Union will untersuchen, ob Scholz’ Erinnerungslücken glaubhaft sind

Vor dem Finanzausschuss des Bundestags könnte der damalige Finanzminister dagegen im Juli 2020 doch noch einige Details der Treffen im Kopf gehabt haben – darauf deutet zumindest das Protokoll hin. Die Unionsfraktion will nun auch klären lassen, ob es diese Erinnerungen wirklich gab und – falls ja – wie das zu den später geltend gemachten Erinnerungslücken passt. Scholz hatte hierzu im Hamburger PUA bereits gesagt, dass er sich auch an die Sitzung des Finanzausschusses nicht mehr erinnere.

Tschentscher hatte stets darauf verwiesen, dass die Cum-Ex-Geschäfte nicht wasserdicht nachzuweisen waren und dass es daher die „Strategie“ der Finanzbehörden gewesen sei, eine eventuelle strafrechtliche Verurteilung der Bank abzuwarten und sich das Geld auf dieser Basis zurückzuholen.
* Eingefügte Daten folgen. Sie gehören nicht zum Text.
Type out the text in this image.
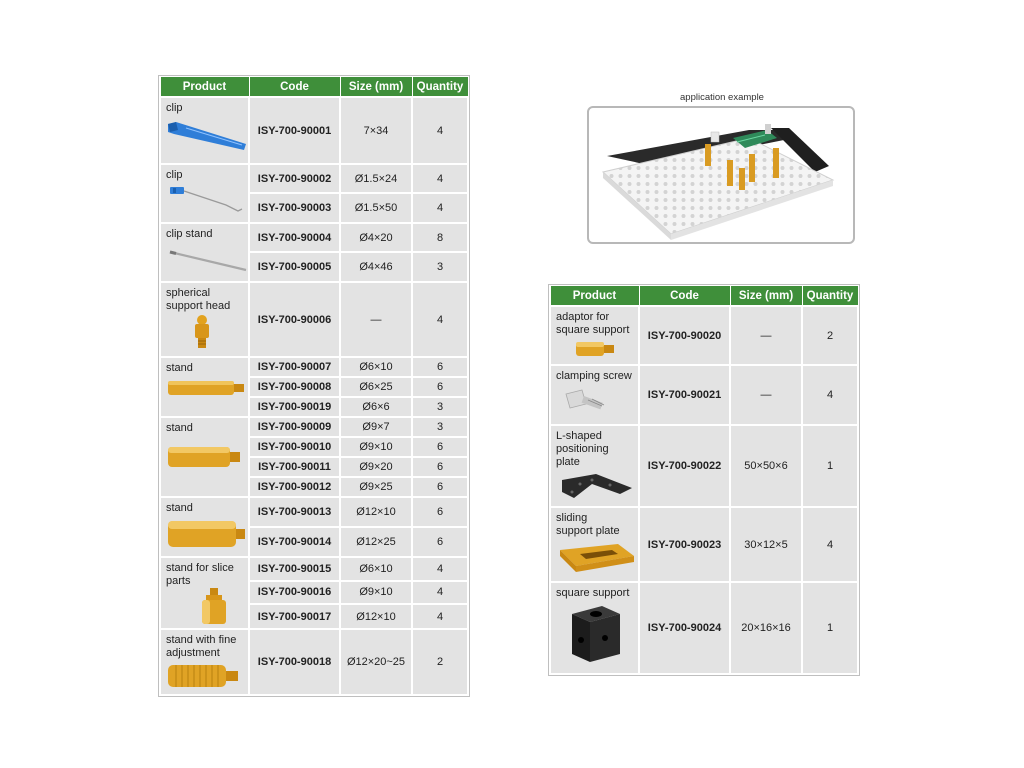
Product	Code	Size (mm)	Quantity

clip	ISY-700-90001	7×34	4

clip	ISY-700-90002	Ø1.5×24	4
	ISY-700-90003	Ø1.5×50	4

clip stand	ISY-700-90004	Ø4×20	8
	ISY-700-90005	Ø4×46	3

spherical
support head	ISY-700-90006	—	4

stand	ISY-700-90007	Ø6×10	6
	ISY-700-90008	Ø6×25	6
	ISY-700-90019	Ø6×6	3

stand	ISY-700-90009	Ø9×7	3
	ISY-700-90010	Ø9×10	6
	ISY-700-90011	Ø9×20	6
	ISY-700-90012	Ø9×25	6

stand	ISY-700-90013	Ø12×10	6
	ISY-700-90014	Ø12×25	6

stand for slice
parts	ISY-700-90015	Ø6×10	4
	ISY-700-90016	Ø9×10	4
	ISY-700-90017	Ø12×10	4

stand with fine
adjustment	ISY-700-90018	Ø12×20~25	2
application example
Product	Code	Size (mm)	Quantity

adaptor for
square support	ISY-700-90020	—	2

clamping screw	ISY-700-90021	—	4

L-shaped
positioning plate	ISY-700-90022	50×50×6	1

sliding
support plate	ISY-700-90023	30×12×5	4

square support	ISY-700-90024	20×16×16	1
Kein Schaden für die Stadt – aber CDU spricht von „Machenschaften“

So kam es auch: Nachdem die Geschäfte vor Gericht als illegal eingestuft worden waren, zahlte Warburg die zu Unrecht einbehaltene Summe – samt Zinsen gut 170 Millionen Euro – zurück. Der Stadt Hamburg, so argumentiert das SPD-Lager, sei überhaupt kein Schaden entstanden, Scholz und Tschentscher hätten sich nichts zuschulden kommen lassen.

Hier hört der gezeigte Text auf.